- By Thomas Dai -
There’s one scene in Sex and the City 2 that still sticks in my head. It’s one of the few resonant scenes in an otherwise alarmingly dull movie—the segment where Carrie and co are rescued from a mob by a coterie of Middle Eastern women in full length, traditional burqa attire. The Fab 4 are escorted into a private alcove where their rescuers then proceed to strip off their black veils, revealing tribal-inspired ensembles straight off the Louis Vuitton Spring 2009 catwalk. The scene was meant to be an inspirational moment of international girl-power chutzpah that ended up feeling like a back-handed slap at modern Islamic women everywhere, insinuating that Middle Eastern women cannot don cultural garb without seeming antiquated and overtly repressed.

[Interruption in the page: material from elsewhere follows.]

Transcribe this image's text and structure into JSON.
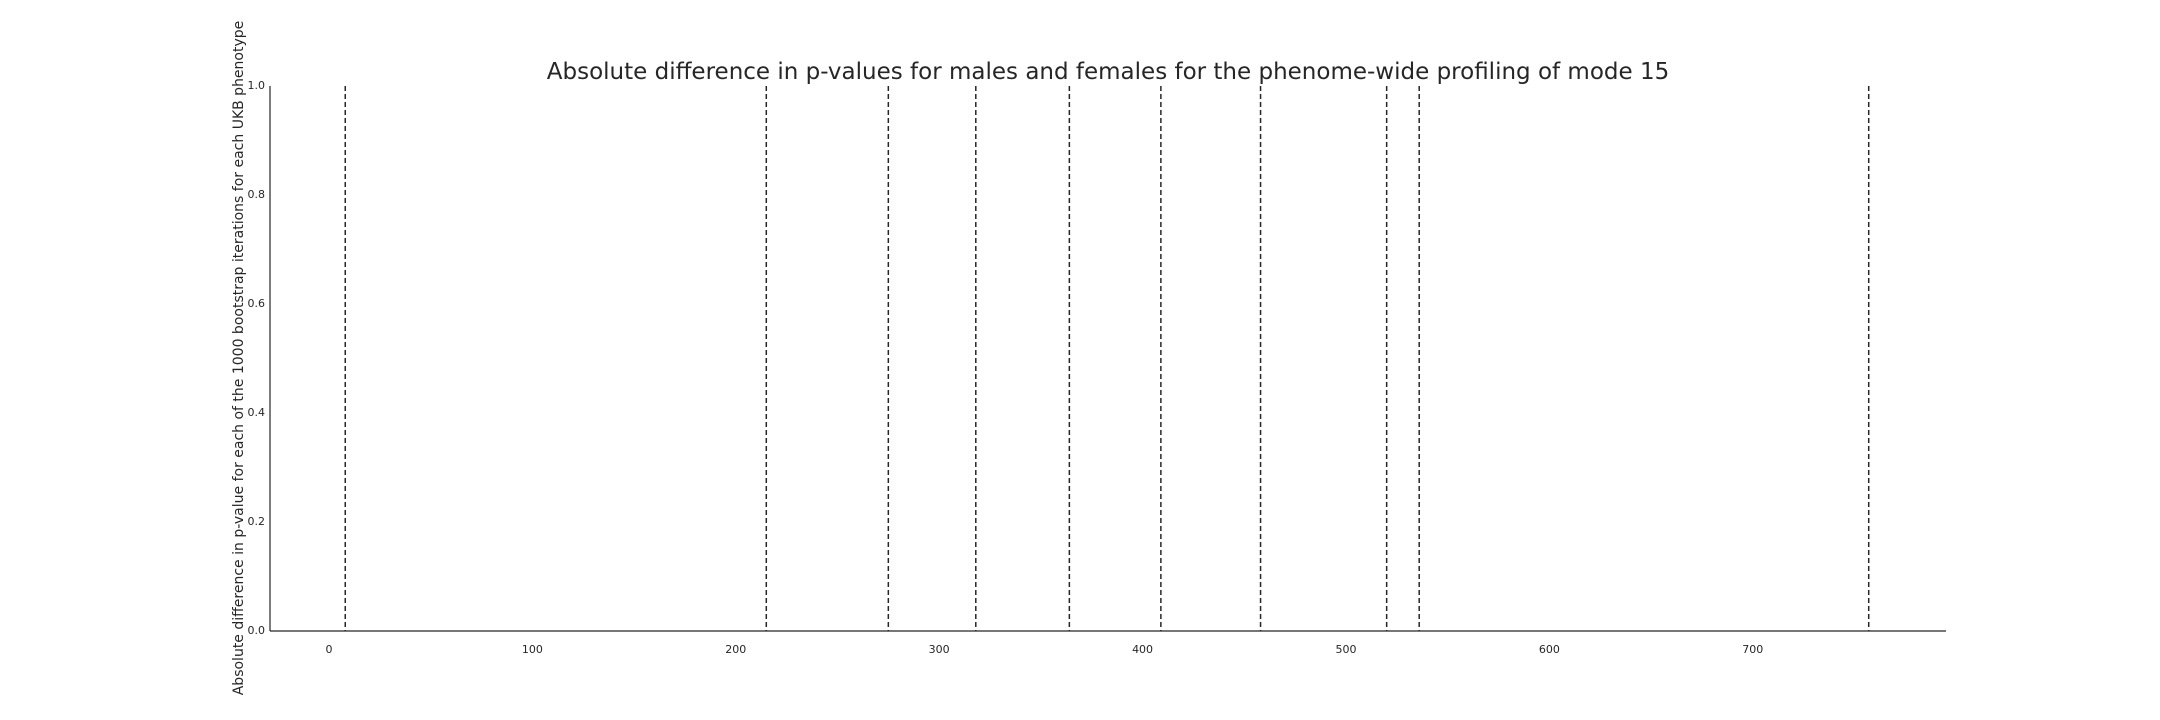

If Reem and Hind Beljafla, the two sisters behind emerging label DAS, have their way; traditional Islamic dress may soon not have to walk hand in hand with stifled femininity. The sisters’ three year old label, an acronym for 3 traditional styles of abaya, is fast gaining a foothold both in the Middle East and in Europe as a collection that caters to modern fashion sensibilities within a traditionally restrictive mode of dress. DAS creates abayas and dresses that are conservative in cut and silhouette yet still modern in their fabrication and color sense. The recent spring 2012 collection featured draped jersey dresses in delicate shell pinks and periwinkle blues, with trailing kimono sleeves, stone inlaid waistlines and patterned hems adding interest to the traditionalist shapes.
Reem Beljafla, the line’s main designer, trained at Central Saint Martins in London before launching the collection in 2008 with the express purpose of infusing traditional Middle Eastern design with “cutting edge style.” Thus far, she has done an admirable job sticking close to her modus operandi. Continually riffing on the same shape is a difficult task for any designer, yet Beljafla has managed to do just that to the classic Muslim abaya with her collections for DAS.